Journaliste retraitée ayant évolué dans les médias du Saguenay–Lac-Saint-Jean pendant plus de 40 ans, Dominique Savard croit également que le papier occupe toujours une belle place pour les hebdomadaires régionaux, mais qu’ils pourraient éventuellement finir par se numériser, en raison des coûts et de la distribution. « Pour les journaux spécialisés, qui sont dirigés vers une clientèle ciblée, le papier est encore pertinent », ajoute-t-elle.

Simon Brisson abonde en ce sens. « Le papier, on en a besoin. Les bons médias régionaux et spécialisés vont rester. Les gens désirent de l’information. Ils veulent être renseignés et, surtout, bien renseignés », assure-t-il.

Crédibilité

Le format papier se distingue aussi par sa crédibilité. « L’information qui se retrouve dans un journal, on sait qu’elle est fiable et vérifiée. Alors que sur Internet, il y a souvent de la fausse information, de la désinformation », note Cathy Tremblay.
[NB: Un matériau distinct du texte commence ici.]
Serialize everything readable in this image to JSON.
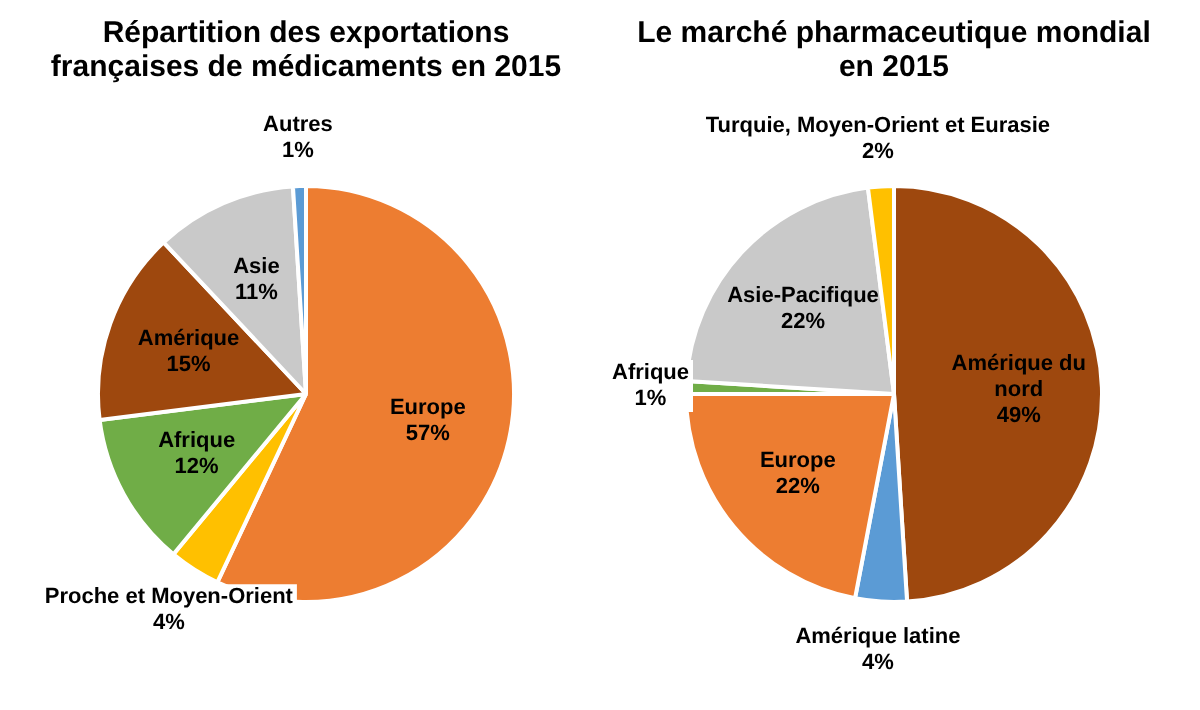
{
  "chart_data": [
    {
      "type": "pie",
      "title": "Répartition des exportations françaises de médicaments en 2015",
      "categories": [
        "Europe",
        "Proche et Moyen-Orient",
        "Afrique",
        "Amérique",
        "Asie",
        "Autres"
      ],
      "values": [
        57,
        4,
        12,
        15,
        11,
        1
      ],
      "colors": [
        "#ed7d31",
        "#ffc000",
        "#70ad47",
        "#9e480e",
        "#c9c9c9",
        "#5b9bd5"
      ],
      "value_labels": [
        "57%",
        "4%",
        "12%",
        "15%",
        "11%",
        "1%"
      ],
      "legend": false
    },
    {
      "type": "pie",
      "title": "Le marché pharmaceutique mondial en 2015",
      "categories": [
        "Amérique du nord",
        "Amérique latine",
        "Europe",
        "Afrique",
        "Asie-Pacifique",
        "Turquie, Moyen-Orient et Eurasie"
      ],
      "values": [
        49,
        4,
        22,
        1,
        22,
        2
      ],
      "colors": [
        "#9e480e",
        "#5b9bd5",
        "#ed7d31",
        "#70ad47",
        "#c9c9c9",
        "#ffc000"
      ],
      "value_labels": [
        "49%",
        "4%",
        "22%",
        "1%",
        "22%",
        "2%"
      ],
      "legend": false
    }
  ]
}
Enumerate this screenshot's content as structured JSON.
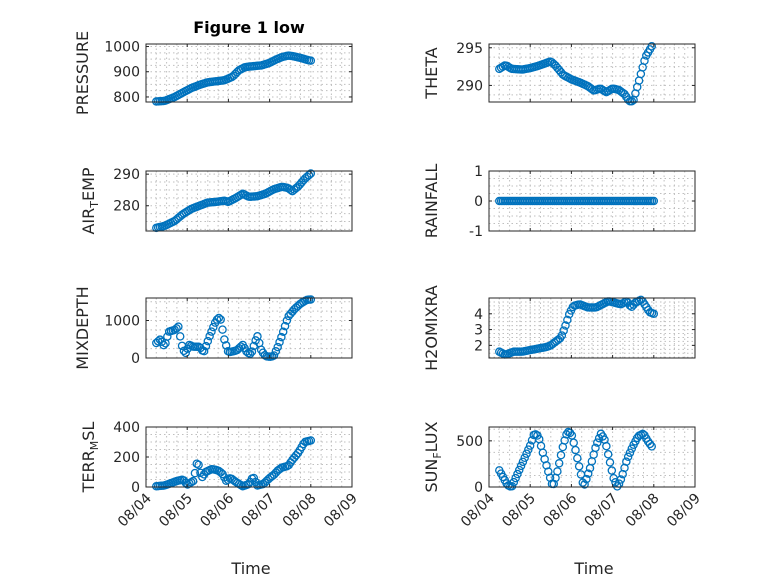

D’ailleurs, outre le discours de soutien aux médias locaux, Josée Otis rappelle que certaines données viennent maintenant prouver leur performance publicitaire par rapport à Facebook ou aux géants du Web. « En surface, ils semblent exceller moins que les médias sociaux parce qu’il y a moins de monde et que ça clique moins vite. Cependant, avec le temps, on démontre qu’au-delà du nombre et de la popularité, les médias sociaux n’engendrent pas d’aussi bons résultats qu’on le pensait. Les médias traditionnels, eux, en génèrent des tout aussi satisfaisants. La qualité de l’environnement est intéressante, c’est connu et crédible, ce qui fait en sorte que l’état d’esprit du visiteur est ouvert pour le contenu, mais également pour la publicité », mentionne-t-elle.

Cette dernière explique que la qualité des visites en provenance des médias locaux, même si elle est moins nombreuse, est meilleure. La visibilité de l’impression est aussi plus grande. « Pour les campagnes de valorisation de marque, c’est plus difficile sur Google ou Facebook. Quand on voit ça dans des médias traditionnels, c’est plus crédible », précise la vice-présidente stratégie et lead affaires chez Cossette Média.

Bonne vitrine

Selon Cathy Tremblay, en raison de leur mission et leur contenu, les médias régionaux constituent une bonne vitrine pour les commerçants locaux qui souhaitent rejoindre leur public. Mme Otis confirme que d’un point de vue strictement publicitaire, les critères pour la sélection du format demeurent les mêmes. « Le choix d’un journal ou autre, c’est une question de stratégie. Les journaux d’information locale réussissent souvent à rejoindre des cibles qu’on ne pourrait pas rejoindre autrement », conclut-elle.